Am 24. September tritt die Bürgerschaft der Hansestadt Wismar zu ihrer nächsten Sitzung zusammen. Ein Schwerpunkt liegt auf den Vorbereitungen für die Internationalen Hansetage 2028 und 2029, die Wismar gemeinsam mit Stralsund ausrichten wird.
Das Kommunalparlament entscheidet über die Einleitung eines Interessenbekundungsverfahrens für den Hansemarkt und das dazugehörige Bühnenprogramm. Ziel ist es, frühzeitig Konzepte für die organisatorische und gestalterische Umsetzung der Großveranstaltung einzuholen.
Erweiterung von Wirtschaftsflächen und Stadtumbau
Mit dem Aufstellungsbeschluss zum Bebauungsplan 94/26 Industrie‑ und Gewerbegebiet Wismar West / Werft – südlicher Bauabschnitt soll die Grundlage für die Erweiterung und Erschließung wichtiger Wirtschaftsflächen geschaffen werden. Das Gebiet im Westen der Stadt gilt als zentraler Standort für industrielle Entwicklung und neue Gewerbeansiedlungen.

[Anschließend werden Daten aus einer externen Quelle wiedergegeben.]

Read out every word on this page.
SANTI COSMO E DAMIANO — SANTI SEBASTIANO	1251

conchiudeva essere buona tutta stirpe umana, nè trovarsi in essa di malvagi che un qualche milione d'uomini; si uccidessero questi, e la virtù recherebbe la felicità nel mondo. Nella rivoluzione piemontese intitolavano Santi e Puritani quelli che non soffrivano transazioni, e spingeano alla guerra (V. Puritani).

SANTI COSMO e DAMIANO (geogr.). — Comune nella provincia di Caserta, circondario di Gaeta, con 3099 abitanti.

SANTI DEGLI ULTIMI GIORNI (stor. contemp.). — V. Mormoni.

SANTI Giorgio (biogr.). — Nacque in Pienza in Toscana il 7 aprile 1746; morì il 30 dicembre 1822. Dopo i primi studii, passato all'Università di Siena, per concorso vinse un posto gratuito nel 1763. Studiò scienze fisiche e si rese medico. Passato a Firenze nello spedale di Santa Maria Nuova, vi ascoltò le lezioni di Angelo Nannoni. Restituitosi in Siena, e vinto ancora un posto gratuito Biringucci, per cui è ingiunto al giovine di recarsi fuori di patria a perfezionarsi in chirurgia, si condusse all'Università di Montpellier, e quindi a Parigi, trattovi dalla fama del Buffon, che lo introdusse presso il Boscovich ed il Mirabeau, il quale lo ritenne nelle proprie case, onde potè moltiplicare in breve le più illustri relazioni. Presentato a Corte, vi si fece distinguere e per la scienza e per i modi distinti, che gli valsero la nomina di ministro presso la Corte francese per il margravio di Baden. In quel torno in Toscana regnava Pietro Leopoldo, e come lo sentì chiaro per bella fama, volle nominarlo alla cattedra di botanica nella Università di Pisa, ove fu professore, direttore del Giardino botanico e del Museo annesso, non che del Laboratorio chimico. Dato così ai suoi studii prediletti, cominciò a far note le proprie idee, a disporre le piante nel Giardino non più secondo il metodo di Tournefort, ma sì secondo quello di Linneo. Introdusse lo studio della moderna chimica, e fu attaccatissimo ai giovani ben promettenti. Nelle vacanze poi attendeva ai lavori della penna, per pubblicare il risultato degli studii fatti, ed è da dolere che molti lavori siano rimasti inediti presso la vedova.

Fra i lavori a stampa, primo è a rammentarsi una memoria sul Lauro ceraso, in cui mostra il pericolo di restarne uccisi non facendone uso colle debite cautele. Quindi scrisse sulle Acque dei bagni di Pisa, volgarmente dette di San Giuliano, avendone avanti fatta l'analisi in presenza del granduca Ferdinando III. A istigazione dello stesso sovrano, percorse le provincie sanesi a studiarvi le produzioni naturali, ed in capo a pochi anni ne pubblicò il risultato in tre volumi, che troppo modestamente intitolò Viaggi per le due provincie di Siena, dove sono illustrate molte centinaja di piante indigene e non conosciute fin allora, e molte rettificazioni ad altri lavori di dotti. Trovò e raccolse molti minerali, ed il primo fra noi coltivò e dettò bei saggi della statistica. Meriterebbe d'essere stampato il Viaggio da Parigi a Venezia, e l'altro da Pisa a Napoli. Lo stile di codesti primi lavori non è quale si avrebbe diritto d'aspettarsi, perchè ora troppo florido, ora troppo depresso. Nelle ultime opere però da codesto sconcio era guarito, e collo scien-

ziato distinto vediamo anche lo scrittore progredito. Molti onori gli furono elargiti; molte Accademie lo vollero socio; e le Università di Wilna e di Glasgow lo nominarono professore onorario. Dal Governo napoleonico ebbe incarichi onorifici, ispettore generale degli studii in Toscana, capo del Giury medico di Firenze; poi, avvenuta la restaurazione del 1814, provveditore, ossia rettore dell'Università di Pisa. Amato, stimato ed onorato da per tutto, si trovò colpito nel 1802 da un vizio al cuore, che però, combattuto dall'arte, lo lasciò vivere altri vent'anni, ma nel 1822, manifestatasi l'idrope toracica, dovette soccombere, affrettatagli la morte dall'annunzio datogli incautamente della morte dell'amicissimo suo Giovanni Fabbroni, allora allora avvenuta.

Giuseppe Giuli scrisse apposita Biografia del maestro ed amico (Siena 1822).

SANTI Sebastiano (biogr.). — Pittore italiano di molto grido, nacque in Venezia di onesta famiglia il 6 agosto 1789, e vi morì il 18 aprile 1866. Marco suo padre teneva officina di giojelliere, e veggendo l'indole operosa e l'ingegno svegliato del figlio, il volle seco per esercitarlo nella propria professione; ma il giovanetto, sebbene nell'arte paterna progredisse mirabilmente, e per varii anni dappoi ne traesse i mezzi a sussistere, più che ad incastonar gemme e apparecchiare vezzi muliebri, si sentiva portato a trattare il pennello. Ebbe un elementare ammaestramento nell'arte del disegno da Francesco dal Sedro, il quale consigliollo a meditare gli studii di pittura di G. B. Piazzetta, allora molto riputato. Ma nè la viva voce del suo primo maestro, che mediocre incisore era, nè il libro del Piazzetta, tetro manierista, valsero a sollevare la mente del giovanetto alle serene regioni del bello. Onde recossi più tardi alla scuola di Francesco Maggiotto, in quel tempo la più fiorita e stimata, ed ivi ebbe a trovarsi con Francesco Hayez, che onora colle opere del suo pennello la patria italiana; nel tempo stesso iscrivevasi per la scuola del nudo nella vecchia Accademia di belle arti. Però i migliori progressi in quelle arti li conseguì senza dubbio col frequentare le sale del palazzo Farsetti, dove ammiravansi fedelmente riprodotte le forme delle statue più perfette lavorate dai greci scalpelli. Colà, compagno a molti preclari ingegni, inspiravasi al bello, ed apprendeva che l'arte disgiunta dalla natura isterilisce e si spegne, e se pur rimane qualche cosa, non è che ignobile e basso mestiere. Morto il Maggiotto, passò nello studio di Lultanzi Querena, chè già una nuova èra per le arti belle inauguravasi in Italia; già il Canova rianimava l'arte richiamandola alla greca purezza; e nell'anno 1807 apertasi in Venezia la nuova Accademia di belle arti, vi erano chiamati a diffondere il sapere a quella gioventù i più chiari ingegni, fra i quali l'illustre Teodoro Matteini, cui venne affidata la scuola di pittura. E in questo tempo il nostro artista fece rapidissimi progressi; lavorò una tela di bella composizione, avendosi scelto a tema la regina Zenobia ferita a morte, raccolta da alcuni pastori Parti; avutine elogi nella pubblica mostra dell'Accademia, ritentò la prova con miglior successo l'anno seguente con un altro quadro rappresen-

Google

Parallel dazu befasst sich die Bürgerschaft erneut mit dem Stadtumbaugebiet Wendorf‑Süd. Die ehemalige Militärfläche soll zu einem Wohn‑ und Schulquartier entwickelt werden. Die Sitzung dient dazu, rechtliche und konzeptionelle Rahmenbedingungen weiter zu konkretisieren.
Ergänzend steht die Beantragung neuer Städtebaufördermittel für das Programmjahr 2027 im Rahmen der städtebaulichen Gesamtmaßnahme Altstadt Wismar auf der Tagesordnung.
Jahresabschluss und Gesamtabschluss
Neben den Entwicklungsprojekten stehen klassische Finanzentscheidungen an. Die Bürgerschaft berät über die Feststellung des Jahresabschlusses 2025 für den Entsorgungs‑ und Verkehrsbetrieb (EVB). Zudem liegt der Gesamtabschluss der Hansestadt Wismar zum Stichtag 31. Dezember 2024 zur Beschlussfassung vor. Beide Dokumente bilden die Grundlage für die finanzielle Bewertung der städtischen Haushaltsführung.